Imagine usted que el objetivo destructor de ese enemigo son particularmente sus hijos, los jóvenes y niños de cada familia que aún están en edad escolar y cuya única defensa somos la sociedad que los acoge.

Poco a poco, casi sin darnos cuenta, con el paso del tiempo ese enemigo ha estado invadiendo nuestro territorio y se ha desplazando por toda la nación, ocupando lugares estratégicos de control social y zonas desde las cuales pueden sofocar casi cualquier esfuerzo de quienes se le opongan o se le enfrenten.

No es un enemigo común y ordinario, Es un enemigo con un gran poder económico, con armas e instrumentos de destrucción de altísimo nivel y de quien no podamos esperar una pizca de compasión. Es un enemigo que jamás sentirá compasión por nadie, ni siquiera por las personas débiles, ancianos, niños o mujeres, mucho menos por aquellos hombres sanos, productivos, trabajadores y que tienen fuerza para pelear en defensa de nuestra nación.

Es un enemigo que le ha declarado la guerra a nuestra sociedad y que para triunfar está dispuesto a destruir y pasar por encima de cualquier derecho humano, incluso los más elementales que tienen que ver con la conservación de la vida y la salud. Un enemigo que es capaz de sofocar violentamente cualquier voz que se levante en su contra y denuncie son atrocidades.

No necesitamos mucha imaginación para saber de quién hablamos. No es un enemigo que busque la liberación de un pueblo o la recuperación de un territorio, sino que, al contrario, pretende apoderarse de la sociedad y de todo su patrimonio, cada pedazo de propiedad y riqueza que podamos tener. Es un enemigo que no tiene el mínimo respeto por la vida, por la dignidad y la integridad de nadie, ni siquiera la de quienes a él pertenecen.

Su lenguaje es el discurso de las armas, el traqueteo de las metralletas y el estampido de las armas de alto poder. Su ley es la violencia cruel, la imposición arbitraria de sus intereses económicos y que pone por encima de los intereses de la sociedad, esa a la que desprecian y le niegan su existencia en paz. Su política es la destrucción, de la cual subsisten como auténticos depredadores.

Muy pocos están en posibilidad de tener éxito si se les enfrenta, pues no tiene códigos de ética ni mucho menos principios de valor. Su peor enemigo es la paz, la seguridad pública y el estado de derecho.

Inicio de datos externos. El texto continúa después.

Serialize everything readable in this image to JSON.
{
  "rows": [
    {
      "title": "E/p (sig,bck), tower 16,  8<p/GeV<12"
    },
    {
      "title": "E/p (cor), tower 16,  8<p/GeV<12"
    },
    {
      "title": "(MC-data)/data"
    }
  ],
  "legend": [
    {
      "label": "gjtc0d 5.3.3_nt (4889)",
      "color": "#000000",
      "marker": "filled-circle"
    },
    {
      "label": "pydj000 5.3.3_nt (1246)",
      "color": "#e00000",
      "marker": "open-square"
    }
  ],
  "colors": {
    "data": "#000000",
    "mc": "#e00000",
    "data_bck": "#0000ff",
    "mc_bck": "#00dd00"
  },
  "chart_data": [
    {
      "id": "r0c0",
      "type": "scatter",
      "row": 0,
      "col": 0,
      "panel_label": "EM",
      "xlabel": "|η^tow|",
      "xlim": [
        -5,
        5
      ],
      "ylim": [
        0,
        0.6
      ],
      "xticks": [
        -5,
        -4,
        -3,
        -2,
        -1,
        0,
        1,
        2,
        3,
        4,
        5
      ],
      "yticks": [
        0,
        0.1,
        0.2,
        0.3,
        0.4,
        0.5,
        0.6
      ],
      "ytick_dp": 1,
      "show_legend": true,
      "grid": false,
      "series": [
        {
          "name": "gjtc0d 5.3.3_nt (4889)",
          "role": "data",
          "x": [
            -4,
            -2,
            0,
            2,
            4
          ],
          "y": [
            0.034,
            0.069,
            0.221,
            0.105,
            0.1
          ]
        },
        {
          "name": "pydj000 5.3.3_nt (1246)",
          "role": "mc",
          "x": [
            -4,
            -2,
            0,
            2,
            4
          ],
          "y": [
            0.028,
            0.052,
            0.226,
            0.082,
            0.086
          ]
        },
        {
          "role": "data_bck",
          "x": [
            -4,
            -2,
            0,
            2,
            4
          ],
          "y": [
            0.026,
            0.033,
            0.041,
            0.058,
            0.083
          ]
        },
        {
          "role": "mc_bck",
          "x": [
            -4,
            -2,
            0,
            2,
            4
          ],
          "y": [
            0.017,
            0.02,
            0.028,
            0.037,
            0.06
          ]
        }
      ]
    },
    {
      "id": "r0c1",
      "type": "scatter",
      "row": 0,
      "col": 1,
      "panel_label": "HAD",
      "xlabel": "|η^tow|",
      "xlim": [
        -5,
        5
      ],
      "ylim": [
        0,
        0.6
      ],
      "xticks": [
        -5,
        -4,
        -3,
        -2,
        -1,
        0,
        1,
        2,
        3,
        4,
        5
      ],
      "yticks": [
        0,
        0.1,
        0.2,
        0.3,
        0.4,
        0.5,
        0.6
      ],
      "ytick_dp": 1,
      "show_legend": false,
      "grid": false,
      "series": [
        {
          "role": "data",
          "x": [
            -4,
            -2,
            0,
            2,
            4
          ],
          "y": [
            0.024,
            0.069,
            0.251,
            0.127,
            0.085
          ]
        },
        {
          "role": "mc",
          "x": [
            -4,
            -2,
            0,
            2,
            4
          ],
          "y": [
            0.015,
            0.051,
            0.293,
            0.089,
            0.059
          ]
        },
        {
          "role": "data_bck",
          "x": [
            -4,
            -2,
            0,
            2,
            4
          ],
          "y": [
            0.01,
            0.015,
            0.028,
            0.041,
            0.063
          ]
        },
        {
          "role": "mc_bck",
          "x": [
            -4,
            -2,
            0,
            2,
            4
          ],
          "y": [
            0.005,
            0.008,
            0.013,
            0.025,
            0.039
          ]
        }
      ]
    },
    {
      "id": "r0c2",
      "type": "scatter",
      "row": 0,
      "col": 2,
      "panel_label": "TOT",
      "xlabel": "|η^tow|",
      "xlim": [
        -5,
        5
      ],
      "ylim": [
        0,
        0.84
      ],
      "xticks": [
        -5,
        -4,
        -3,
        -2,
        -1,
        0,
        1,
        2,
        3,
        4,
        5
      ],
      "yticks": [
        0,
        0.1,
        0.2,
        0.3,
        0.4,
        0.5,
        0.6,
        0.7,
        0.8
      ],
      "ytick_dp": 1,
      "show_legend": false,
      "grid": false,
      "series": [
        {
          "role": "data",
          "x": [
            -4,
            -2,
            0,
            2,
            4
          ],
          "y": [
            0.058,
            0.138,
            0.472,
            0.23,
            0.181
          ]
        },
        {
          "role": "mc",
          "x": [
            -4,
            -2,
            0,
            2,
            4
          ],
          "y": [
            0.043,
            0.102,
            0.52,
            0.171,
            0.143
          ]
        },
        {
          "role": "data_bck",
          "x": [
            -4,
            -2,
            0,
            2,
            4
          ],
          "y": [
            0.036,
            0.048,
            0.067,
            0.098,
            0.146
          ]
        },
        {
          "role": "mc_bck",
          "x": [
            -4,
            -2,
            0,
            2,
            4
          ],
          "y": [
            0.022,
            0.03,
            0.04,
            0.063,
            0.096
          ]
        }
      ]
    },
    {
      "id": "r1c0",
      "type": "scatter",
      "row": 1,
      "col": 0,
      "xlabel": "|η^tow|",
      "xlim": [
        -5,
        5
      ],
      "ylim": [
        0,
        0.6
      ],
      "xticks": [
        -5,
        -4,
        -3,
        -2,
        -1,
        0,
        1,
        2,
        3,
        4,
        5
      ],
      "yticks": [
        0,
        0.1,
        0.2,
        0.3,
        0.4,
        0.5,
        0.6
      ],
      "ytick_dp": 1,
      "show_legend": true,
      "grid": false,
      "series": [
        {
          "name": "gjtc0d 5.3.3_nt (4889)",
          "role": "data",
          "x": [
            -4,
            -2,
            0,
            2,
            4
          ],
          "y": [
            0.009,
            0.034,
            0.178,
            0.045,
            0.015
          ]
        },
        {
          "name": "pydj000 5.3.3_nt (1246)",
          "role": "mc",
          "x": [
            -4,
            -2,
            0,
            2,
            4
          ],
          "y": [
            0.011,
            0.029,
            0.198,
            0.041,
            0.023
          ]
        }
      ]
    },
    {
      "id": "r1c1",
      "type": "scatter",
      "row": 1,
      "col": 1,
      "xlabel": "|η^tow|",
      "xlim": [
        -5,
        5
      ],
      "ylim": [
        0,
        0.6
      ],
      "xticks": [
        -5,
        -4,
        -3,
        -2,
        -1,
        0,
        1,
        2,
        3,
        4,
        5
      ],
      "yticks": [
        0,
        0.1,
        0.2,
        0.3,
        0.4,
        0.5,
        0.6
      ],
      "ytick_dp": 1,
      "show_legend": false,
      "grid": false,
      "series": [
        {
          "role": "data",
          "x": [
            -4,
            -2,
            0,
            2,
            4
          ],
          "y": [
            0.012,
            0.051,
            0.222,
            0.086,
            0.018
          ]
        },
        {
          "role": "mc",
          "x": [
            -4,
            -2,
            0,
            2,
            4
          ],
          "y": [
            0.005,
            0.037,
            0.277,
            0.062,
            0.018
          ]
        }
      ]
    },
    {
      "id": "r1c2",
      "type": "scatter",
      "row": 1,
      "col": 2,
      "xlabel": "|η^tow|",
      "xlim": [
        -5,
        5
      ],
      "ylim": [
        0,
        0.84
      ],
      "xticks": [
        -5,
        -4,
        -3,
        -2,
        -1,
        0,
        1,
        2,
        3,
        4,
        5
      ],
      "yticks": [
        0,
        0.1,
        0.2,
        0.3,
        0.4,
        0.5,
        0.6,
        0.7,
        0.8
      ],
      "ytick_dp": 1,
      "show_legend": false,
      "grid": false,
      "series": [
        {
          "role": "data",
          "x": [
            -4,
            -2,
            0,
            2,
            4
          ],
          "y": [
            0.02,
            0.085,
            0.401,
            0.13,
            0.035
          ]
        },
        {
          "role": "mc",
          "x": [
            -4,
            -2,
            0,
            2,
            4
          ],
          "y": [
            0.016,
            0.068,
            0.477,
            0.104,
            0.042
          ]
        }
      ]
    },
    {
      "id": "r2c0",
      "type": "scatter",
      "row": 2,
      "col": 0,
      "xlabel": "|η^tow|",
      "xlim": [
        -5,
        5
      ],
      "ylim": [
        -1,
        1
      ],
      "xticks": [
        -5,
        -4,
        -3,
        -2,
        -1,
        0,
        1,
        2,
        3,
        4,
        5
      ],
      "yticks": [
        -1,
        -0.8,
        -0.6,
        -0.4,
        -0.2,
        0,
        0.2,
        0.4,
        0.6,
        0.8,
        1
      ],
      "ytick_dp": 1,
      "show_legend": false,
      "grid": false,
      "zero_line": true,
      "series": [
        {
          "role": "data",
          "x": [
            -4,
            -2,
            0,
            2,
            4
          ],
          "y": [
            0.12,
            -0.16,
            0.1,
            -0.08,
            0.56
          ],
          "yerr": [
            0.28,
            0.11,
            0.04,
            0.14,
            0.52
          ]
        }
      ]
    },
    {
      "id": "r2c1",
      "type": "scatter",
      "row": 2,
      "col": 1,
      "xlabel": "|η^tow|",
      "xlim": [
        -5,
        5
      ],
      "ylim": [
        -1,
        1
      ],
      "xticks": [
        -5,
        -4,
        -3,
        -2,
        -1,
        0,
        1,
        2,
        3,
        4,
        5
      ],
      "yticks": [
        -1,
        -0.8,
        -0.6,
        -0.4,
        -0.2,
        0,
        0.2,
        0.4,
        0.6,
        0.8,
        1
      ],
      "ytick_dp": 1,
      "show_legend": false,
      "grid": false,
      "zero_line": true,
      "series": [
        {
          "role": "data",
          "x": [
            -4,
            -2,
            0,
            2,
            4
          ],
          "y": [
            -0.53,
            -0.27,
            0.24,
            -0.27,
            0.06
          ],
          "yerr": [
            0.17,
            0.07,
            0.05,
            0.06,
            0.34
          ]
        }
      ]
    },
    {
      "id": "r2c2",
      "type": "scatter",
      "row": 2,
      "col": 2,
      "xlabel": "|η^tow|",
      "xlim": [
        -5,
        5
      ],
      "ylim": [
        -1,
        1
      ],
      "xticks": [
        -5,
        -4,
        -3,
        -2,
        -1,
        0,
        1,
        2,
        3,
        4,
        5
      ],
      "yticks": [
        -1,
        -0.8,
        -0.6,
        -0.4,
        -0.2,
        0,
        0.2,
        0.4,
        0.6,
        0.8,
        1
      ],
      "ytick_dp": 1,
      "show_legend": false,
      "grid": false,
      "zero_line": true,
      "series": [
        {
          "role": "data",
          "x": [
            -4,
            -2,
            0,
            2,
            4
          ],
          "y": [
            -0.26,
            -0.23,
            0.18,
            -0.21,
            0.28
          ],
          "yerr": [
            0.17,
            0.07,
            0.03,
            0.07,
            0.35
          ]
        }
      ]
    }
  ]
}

No necesitamos mucha imaginación, amigo lector, para entender que no escribo de una ilusión, ni mucho menos de hechos que difícilmente puedan ocurrir. Escribo de una batalla que vivimos en cotidianidad y que estamos a punto de perder, para desgracia de nuestra entidad.

Ese enemigo es el narcotráfico que corroe toda nuestra nación y que necesariamente, todos unidos, Gobierno y sociedad, debemos combatir por el bien de nuestros hijos. Una invasión que necesitamos detener con toda la fuerza de la ley, unidos en defensa de nuestra patria y nuestros hijos.

Pero en Chihuahua parece no suceder así. Frente al acoso y la invasión implacable de ese enemigo, parece que sólo estamos interesados en discutir si el combate a la criminalidad es competencia del Gobierno del Estado o de la Federación, y en lugar de levantar los brazos para apoyar a nuestra autoridad en la heroica defensa de nuestra integridad, nos descalificamos y debilitamos entre nosotros mismos para discutir trivialidades que nada tienen que ver con la preservación de la seguridad, la salud y la tranquilidad de nuestros hijos

Hemos creado la perniciosa obsesión de luchar contra nosotros mismos y contra los únicos aliados que en esta batalla podemos tener, nuestra autoridad y nuestra ley. Con absurda necedad nos hemos puesto al servicio de nuestros propios enemigos y espero que de eso no tengamos después que arrepentirnos.